Quoi qu’il en soit, Becky lui était d’une grande utilité et d’une grande distraction. Aussi la généreuse miss Crawley lui avait-elle donné deux robes neuves, un vieux collier et un châle. C’était à elle qu’elle se plaignait de ses amis les plus intimes : peut-on donner une plus grande preuve de confiance et d’amitié ? Elle lui bâtissait parfois les plus brillants projets d’avenir, comme, par exemple, de la marier à Clump, son apothicaire, ou de lui procurer quelque établissement avantageux du même genre ; le moins c’était de la renvoyer à Crawley-la-Reine quand elle serait lasse de l’avoir auprès d’elle et que la saison de Londres commencerait.
Dès que miss Crawley, entrée en convalescence, put descendre au salon, Becky lui chanta des romances et inventa mille moyens de la distraire. Quand elle fut assez bien pour sortir en voiture, Becky l’accompagna. Dans les promenades qu’elles firent ensemble, parmi toutes les maisons où l’amitié bienveillante de miss Crawley pouvait l’aider à s’introduire, miss Sharp dirigea ses tentatives du côté de Russell-Square, vers la maison de John Sedley esquire.
Avant d’en venir à une visite, bien des lettres avaient été échangées entre les deux amies. Pendant le temps de la résidence de Rebecca dans le Hampshire, leur amitié éternelle avait, s’il faut l’avouer, souffert une baisse considérable, et son grand âge la rendait si branlante et si caduque, qu’elle était menacée d’un prochain trépas. Et puis les deux jeunes filles avaient eu chacune à songer à leurs affaires ; tandis que Rebecca cherchait à s’avancer de plus en plus dans l’esprit de ceux dont elle dépendait, Amélia restait toujours absorbée dans la même idée. Les jeunes filles, en se retrouvant, se jetèrent dans les bras l’une de l’autre avec cette impétuosité qui caractérise les affections de la jeunesse. Rebecca joua son rôle dans cette rencontre avec la plus bruyante et la plus démonstrative tendresse. La pauvre Amélia rougit, embrassa son amie et se trouva coupable d’un peu de froideur à son égard.

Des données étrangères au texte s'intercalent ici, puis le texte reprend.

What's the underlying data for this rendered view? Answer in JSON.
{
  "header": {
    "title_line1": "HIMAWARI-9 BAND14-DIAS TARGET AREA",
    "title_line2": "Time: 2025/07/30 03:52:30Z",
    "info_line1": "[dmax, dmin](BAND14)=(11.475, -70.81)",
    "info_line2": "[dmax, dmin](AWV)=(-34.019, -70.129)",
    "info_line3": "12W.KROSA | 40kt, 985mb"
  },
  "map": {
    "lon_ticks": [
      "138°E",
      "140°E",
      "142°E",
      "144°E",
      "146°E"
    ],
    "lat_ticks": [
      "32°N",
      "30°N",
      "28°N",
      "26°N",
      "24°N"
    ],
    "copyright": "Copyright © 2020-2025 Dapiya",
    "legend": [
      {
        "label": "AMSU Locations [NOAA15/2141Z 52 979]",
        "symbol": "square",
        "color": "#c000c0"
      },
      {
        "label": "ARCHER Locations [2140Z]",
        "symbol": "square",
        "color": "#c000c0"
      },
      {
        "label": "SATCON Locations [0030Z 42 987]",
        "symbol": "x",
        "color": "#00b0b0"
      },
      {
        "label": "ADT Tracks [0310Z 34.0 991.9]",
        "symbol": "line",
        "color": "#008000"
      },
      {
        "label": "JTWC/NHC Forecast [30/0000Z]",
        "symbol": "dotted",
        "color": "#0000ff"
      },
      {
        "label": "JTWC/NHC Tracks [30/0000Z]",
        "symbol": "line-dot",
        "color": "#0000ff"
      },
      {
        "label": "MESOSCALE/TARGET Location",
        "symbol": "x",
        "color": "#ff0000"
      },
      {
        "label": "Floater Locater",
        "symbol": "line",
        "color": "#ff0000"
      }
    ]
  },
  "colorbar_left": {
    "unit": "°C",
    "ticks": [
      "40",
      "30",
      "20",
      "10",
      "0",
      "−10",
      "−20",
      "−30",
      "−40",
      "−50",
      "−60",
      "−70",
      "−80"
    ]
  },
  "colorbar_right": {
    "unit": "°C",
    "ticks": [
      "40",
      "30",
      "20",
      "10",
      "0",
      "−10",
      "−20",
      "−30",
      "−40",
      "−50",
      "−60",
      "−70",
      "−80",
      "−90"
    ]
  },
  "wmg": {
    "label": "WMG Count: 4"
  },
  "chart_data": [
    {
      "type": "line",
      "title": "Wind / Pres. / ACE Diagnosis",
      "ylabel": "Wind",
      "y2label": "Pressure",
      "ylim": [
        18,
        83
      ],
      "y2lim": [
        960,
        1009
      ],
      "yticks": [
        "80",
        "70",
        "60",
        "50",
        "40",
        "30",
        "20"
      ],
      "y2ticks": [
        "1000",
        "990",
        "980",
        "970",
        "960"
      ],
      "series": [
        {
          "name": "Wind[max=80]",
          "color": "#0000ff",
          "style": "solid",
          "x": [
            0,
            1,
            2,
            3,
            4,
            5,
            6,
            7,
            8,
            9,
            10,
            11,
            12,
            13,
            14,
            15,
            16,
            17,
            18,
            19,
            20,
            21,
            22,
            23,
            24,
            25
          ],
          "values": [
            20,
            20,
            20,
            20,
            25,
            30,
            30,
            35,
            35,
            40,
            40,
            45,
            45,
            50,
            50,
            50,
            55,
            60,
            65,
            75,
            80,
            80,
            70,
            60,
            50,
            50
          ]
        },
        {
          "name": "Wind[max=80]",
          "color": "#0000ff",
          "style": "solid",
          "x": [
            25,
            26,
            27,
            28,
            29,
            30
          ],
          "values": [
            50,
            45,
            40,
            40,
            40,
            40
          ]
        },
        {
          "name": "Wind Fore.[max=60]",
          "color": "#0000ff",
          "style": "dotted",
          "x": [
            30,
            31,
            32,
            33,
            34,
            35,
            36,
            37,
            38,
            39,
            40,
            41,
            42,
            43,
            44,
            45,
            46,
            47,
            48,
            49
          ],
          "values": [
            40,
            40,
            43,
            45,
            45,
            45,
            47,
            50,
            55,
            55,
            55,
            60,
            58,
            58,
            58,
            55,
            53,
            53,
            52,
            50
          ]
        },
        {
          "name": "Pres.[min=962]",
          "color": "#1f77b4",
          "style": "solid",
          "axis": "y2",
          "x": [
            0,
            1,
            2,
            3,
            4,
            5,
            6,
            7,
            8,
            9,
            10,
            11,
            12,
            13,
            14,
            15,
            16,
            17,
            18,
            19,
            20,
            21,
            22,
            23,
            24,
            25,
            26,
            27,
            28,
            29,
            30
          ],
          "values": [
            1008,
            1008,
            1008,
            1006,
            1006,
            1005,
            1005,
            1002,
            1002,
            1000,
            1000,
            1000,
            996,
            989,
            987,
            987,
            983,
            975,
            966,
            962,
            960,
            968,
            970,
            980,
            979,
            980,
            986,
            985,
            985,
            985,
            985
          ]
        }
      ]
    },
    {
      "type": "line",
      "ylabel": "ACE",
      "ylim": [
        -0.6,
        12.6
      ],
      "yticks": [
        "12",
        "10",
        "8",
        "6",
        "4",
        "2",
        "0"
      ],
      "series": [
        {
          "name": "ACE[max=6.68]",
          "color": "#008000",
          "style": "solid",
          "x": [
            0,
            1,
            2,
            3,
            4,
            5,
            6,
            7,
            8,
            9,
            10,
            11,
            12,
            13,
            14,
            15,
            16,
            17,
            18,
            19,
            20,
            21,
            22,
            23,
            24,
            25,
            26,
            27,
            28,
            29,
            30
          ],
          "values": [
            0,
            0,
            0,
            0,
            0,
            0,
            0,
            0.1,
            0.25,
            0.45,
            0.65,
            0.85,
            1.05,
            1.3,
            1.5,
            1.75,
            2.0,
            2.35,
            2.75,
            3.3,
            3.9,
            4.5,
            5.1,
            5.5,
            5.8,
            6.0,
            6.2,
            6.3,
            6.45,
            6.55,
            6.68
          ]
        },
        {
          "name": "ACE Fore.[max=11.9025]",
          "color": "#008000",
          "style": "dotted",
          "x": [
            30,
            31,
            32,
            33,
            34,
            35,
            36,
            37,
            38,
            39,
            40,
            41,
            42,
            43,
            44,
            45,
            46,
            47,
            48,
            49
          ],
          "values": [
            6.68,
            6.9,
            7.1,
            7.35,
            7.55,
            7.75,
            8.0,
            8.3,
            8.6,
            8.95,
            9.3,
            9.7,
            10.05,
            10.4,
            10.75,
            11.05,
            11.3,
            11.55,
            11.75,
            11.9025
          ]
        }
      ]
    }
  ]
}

Cette première entrevue fut très-courte. Amélia était prête à sortir. Miss Crawley attendait en bas dans sa voiture. Ses gens s’étonnaient de se trouver en pareil lieu, et regardaient l’honnête Sambo, le nègre de notre connaissance, comme un des naturels de l’endroit. Mais quand Amélia descendit avec sa figure sereine et souriante pour être présentée par son amie à miss Crawley, qui désirait la voir et était trop mal pour quitter sa voiture, l’aristocratie galonnée de Park-Lane fut plus que jamais surprise de rencontrer une pareille merveille à Bloomsbury, et miss Crawley se sentit prendre aux charmes de la figure aimable et rougissante de cette jeune fille, qui venait avec grâce et timidité présenter ses hommages à la protectrice de son amie.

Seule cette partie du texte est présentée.